For a whole week, we naively sang songs for Gilad, published articles for his sake and for the sake of our tortured conscience, and attempted to decipher the "ethical code" of that IDF, which brings captives back at any price.
We were willing to scream out "help me" on Gilad's behalf. We did it everywhere, and spoke about it everywhere. At our homes, at the cold protest tent in Jerusalem, and at work.
This is a heart-breaking story. Perhaps we have never felt what Gilad feels after living at some tunnel or basement for three years, at the mercy of his guards, without knowing what is happening to him. Still, we sympathized with him as much as we could.
This is a heart-breaking story. We never knew whether he hears us and whether he even has any idea that we so badly want him back home.
This is a story about a heart filled with sorrow as we watch the Shalit family, because we still remember the screw-up over missing airman Ron Arad. Neither blue balloons nor songs were able to return him home.
Many people I spoke with are asking questions such as this: Why didn't we conduct ourselves like our worst enemies? Why do security prisoners enjoy relatively normal conditions around here? Why didn't we use their weapons and their blunt rules, declaring that there are no more visits or information being provided about their prisoners?

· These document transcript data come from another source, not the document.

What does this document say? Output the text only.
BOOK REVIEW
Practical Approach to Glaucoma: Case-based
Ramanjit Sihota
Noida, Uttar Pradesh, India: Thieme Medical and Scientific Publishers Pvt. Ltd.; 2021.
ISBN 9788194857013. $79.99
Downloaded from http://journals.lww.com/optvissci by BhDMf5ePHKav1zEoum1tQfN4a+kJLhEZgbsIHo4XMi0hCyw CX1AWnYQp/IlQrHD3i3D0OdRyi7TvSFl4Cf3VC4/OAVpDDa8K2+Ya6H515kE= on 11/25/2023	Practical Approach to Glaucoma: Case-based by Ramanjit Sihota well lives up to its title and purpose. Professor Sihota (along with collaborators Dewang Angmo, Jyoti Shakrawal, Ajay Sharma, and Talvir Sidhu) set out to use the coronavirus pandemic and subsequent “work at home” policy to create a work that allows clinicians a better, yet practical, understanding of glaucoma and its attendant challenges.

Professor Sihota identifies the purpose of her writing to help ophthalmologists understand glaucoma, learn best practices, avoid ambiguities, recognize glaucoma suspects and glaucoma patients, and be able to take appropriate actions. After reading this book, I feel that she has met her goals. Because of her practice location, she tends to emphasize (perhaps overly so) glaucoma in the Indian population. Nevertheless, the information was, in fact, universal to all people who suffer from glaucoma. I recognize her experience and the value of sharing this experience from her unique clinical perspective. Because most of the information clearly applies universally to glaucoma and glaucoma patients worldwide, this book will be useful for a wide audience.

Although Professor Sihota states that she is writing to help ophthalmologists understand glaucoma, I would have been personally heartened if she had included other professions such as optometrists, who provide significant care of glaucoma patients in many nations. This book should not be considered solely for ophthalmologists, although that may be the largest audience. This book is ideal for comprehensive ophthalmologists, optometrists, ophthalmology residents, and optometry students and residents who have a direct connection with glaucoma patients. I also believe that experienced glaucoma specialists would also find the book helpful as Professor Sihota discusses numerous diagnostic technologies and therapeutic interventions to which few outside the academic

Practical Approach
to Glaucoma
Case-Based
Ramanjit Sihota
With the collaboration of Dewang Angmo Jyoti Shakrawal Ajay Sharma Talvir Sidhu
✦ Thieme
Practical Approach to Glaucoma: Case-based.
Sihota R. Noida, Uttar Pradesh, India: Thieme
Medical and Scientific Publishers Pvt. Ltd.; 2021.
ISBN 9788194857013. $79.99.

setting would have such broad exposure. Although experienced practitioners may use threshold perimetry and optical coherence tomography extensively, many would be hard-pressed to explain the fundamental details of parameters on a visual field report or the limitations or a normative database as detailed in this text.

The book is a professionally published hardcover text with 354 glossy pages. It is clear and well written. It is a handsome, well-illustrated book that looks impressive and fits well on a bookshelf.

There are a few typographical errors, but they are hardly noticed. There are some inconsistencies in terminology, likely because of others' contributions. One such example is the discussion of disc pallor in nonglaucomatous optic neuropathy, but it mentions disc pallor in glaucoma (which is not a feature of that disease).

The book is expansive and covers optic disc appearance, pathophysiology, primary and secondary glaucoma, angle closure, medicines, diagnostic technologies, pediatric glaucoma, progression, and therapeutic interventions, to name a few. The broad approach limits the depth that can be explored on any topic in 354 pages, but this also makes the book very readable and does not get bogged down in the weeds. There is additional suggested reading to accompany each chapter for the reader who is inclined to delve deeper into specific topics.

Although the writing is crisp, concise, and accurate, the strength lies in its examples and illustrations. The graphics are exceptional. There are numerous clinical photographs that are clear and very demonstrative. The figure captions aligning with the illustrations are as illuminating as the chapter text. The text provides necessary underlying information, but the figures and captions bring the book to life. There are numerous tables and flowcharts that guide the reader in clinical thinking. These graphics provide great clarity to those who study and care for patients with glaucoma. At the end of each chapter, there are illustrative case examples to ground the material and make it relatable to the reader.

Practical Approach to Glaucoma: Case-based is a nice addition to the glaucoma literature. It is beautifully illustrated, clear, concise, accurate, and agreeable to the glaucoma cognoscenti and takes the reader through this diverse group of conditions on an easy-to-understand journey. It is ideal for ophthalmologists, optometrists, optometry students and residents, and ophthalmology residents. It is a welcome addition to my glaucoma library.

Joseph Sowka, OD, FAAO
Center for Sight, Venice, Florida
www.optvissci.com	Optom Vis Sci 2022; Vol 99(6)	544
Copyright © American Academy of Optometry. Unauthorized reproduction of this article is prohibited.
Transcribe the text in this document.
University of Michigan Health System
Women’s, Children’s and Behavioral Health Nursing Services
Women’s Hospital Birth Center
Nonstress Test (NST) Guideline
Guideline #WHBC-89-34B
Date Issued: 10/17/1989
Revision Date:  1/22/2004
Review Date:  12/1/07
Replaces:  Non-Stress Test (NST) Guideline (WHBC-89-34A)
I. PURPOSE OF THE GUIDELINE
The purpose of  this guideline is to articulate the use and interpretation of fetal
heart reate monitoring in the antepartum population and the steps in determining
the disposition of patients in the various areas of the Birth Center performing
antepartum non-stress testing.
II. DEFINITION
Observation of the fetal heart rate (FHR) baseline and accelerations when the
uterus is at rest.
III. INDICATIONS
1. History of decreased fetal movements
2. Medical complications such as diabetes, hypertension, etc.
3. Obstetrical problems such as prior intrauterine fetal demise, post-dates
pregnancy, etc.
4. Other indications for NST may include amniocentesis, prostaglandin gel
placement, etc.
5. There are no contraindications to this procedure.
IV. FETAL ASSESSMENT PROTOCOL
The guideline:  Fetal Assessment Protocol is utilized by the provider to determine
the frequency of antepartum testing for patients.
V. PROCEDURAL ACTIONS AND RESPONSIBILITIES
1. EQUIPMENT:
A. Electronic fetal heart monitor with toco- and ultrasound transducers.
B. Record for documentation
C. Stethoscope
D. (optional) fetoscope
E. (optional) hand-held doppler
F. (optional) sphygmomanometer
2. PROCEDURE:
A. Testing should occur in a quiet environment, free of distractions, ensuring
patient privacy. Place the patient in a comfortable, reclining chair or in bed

Why didn't we bring him back during the war we recently embarked on? Couldn't we have set tougher rules? Someone at the top failed to utilize the right moment when it was possible to do so, or wasted time, or didn't quite know what needs to be done at the right moment. Someone at the top may have done plenty, but not enough. The fact is that they failed to finalize a deal.
They will likely say: "We did everything." But what does "everything" mean?
This is a heart-breaking story because Gilad isn't here even at the end of this critical week, several weeks before Passover, the holiday of freedom. Yet even if we were unable to score a goal in the last minute this week, we shall not get off the playing field defeated and despaired.
We will continue to be with the Shalit family from afar and from up close. We shall press Benjamin Netanyahu and tell him, from the moment he is sworn in, not to let go. Don't give Hamas a moment of rest and don't leave one stone unturned for this kid; because a moment may come where it will all be too late.
This is a heart-breaking moment with no victors, because those who are willing to accept tough agreements, and those who are not, are all right in some way. After all, there are never cheap deals vis-à-vis our bitterest enemies, yet we have the strength to withstand any deal.
This is a heart-breaking story about an entire nation feeling that the Shalit kid is our kid too…until he returns home. And this is a heart-breaking story because he did not return yesterday.